Step 2: Create multiple regression models
We’ll fit separate linear models for each predictor variable.
models <- list(
bill_length = lm(body_mass_g ~ bill_length_mm, data = penguin_data),
bill_depth = lm(body_mass_g ~ bill_depth_mm, data = penguin_data),
flipper_length = lm(body_mass_g ~ flipper_length_mm, data = penguin_data)
)This creates a named list containing three simple linear regression models.
Step 3: Extract p-values using map
Now we’ll extract the p-values from each model’s summary statistics.
p_values <- models |>
map(summary) |>
map_dbl(~ .x$coefficients[2, 4])
print(p_values)The map functions extract the p-value for each predictor (row 2, column 4 of the coefficients matrix).

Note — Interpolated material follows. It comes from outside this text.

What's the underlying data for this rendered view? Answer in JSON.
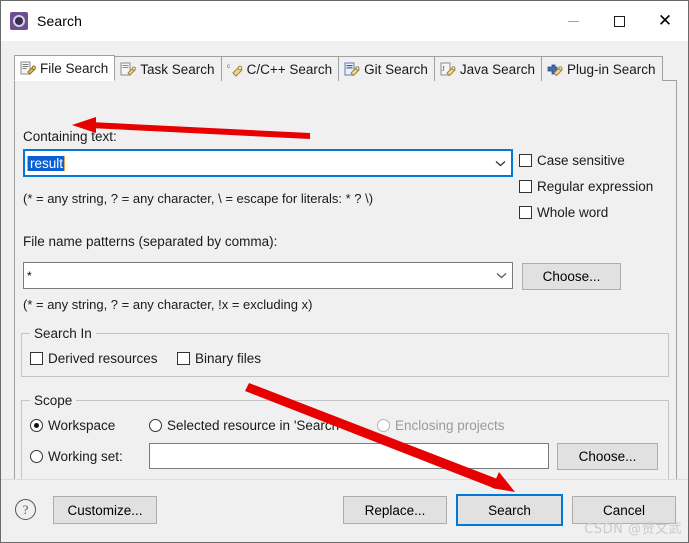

Example 2: Practical Application
The Problem
A researcher wants to quickly screen multiple car characteristics to identify which ones significantly predict fuel efficiency (mpg). They need an organized approach to compare p-values across different simple regression models.
Step 1: Set up the screening analysis
We’ll select relevant numeric variables from mtcars for our analysis.
car_data <- mtcars |>
select(mpg, wt, hp, disp, qsec, drat)
predictors <- c("wt", "hp", "disp", "qsec", "drat")This gives us mpg as our response variable and five potential predictors to test.
Step 2: Create models programmatically
We’ll use map to create multiple models efficiently with a formula-based approach.
regression_models <- predictors |>
set_names() |>
map(~ lm(as.formula(paste("mpg ~", .x)), data = car_data))This approach dynamically creates formulas and fits models for each predictor variable.
Step 3: Extract comprehensive results
Let’s extract both p-values and other key statistics for comparison.
results <- regression_models |>
map_dfr(~ {
summary_stats <- summary(.x)
tibble(
p_value = summary_stats$coefficients[2, 4],
r_squared = summary_stats$r.squared
)
}, .id = "predictor")This creates a tidy data frame with predictor names, p-values, and R-squared values.
Step 4: Identify significant predictors
Finally, we’ll filter and arrange results to highlight significant relationships.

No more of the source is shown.